How to catch bigger barbel
This beauty from the Swale was caught on a single tare from a low clear river

The only other things that can give our presence away are noise and vibration. In water noise and vibration are one and the same so I’ll treat these as one subject. Fish can certainly hear sounds: try clapping your hands and watching the reaction of fry in the margins. Voices probably aren’t easily distinguished from the general background noises provided you don’t shout. Vibrations are the killer: heavy footsteps or dropping heavy items of tackle announce your presence unmistakably.

The final factor is your attitude. If you don’t believe that you’re going to catch a big fish then you probably won’t. You need to have confidence in your tackle, your method and your bait. Equally you need to be willing to change and to try new swims and new methods. You don’t catch fish if you’re at home in front of the telly so sometimes it’s just a question of sticking at it – no matter how bad the conditions there’s always a chances of a fish and often the big fat ones are the last to stop feeding.

Adequate Tackle

It goes without saying that your tackle must be capable of landing every barbel that you hook. This means balanced tackle – it’s pointless using 10lb line with a medium feeder rod. You’d think that this would be obvious, but I’ve lost count of the 5lb barbel I’ve caught with hooks in their mouths. I use a 1.5lb test curve rod with 10lb or 12lb line for most of my fishing. I prefer a braid hooklength, but if there is weed about then I always use a mono hooklength.

How to catch bigger barbel
A good fish powers away from the net – is your tackle up to the job?

Your tackle must also be capable of getting your bait to where the fish are.
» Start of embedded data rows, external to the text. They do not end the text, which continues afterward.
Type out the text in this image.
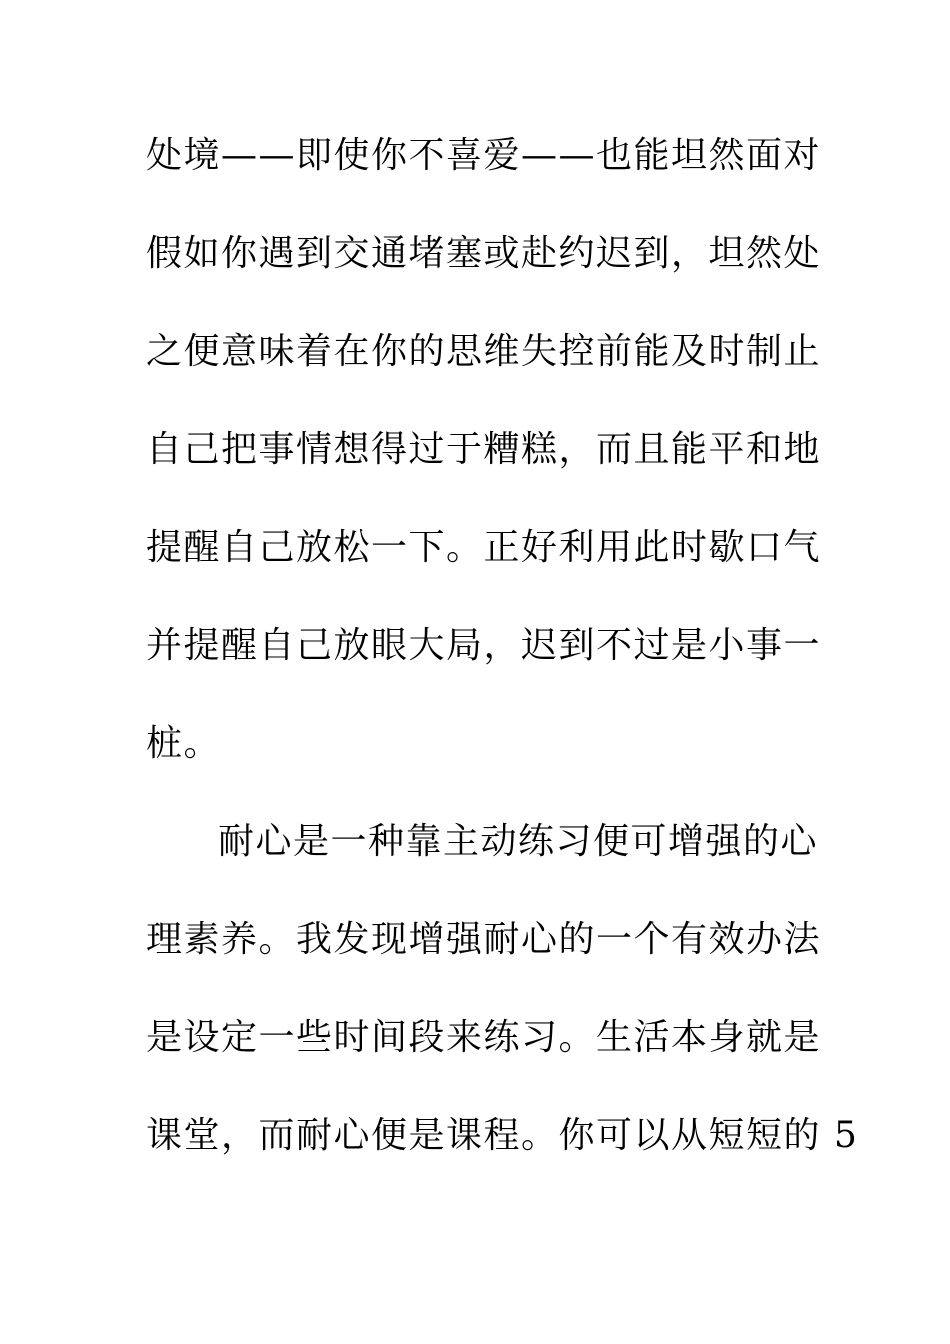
处境——即使你不喜爱——也能坦然面对
假如你遇到交通堵塞或赴约迟到，坦然处
之便意味着在你的思维失控前能及时制止
自己把事情想得过于糟糕，而且能平和地
提醒自己放松一下。正好利用此时歇口气
并提醒自己放眼大局，迟到不过是小事一
桩。
耐心是一种靠主动练习便可增强的心
理素养。我发现增强耐心的一个有效办法
是设定一些时间段来练习。生活本身就是
课堂，而耐心便是课程。你可以从短短的 5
If you can’t Wallis cast then your beautifully engineered centrepin is going to restrict you to fishing close to your side of the river. In flood conditions your rod must be capable of casting the heavy leads required to hold out in the flow.

Rigs

There’s a lot of nonsense talked about rigs. There are only three important things that a barbel rig should offer: it should hook the fish reliably, it should be tangle free and it should be inconspicuous. In my opinion this last is where most people go wrong. Surely it’s obvious that the more conspicuous your rig the more it is likely to spook the fish? You’d think so wouldn’t you, but just look at the standard set-up of most barbel anglers: rods pointing skywards with line tight to a large lead; a short hooklength of some curly stiff stuff with perhaps the last inch or so being limp and flexible; a large shiny hook lying next to your bait. Of course none of us lot fish like that do we?

So let’s start again and think about this logically. What we’re trying to do is to make our tackle as inconspicuous as possible and thus spook as few fish as possible. Fish have 3 ways (I’m discounting smell) of detecting our rigs: vibration (sound), sight and feel.

Vibration: this can be the most difficult thing to overcome. We can be quiet on the bank, but unless we can lower our bait into the water we have to cast. Fish in heavily fished stretches will associate the sound of a lead or feeder hitting the water with danger. Heavy loose feeding might also have an adverse effect as Mrs Barbel might associate the noise of this with the presence of a baited hook. So what do we do? Well we have two options. The first is to change the ‘signature’ of our rig hitting the water. You can do this by using the lightest bomb possible, I often use 1/8 oz bombs, or by using a string of swan shot. Additional weight for casting can be a ball of paste wrapped round the hook bait or a pva bag of freebies. The second is to cast as little as possible – get as much feed as you need in early in the session then wait for the fish to return. Regular casting might catch you more fish, but they are likely to be smaller fish. The effectiveness of bait and wait tactics is largely due to the fish being allowed time to recover from disturbance and begin to feed confidently.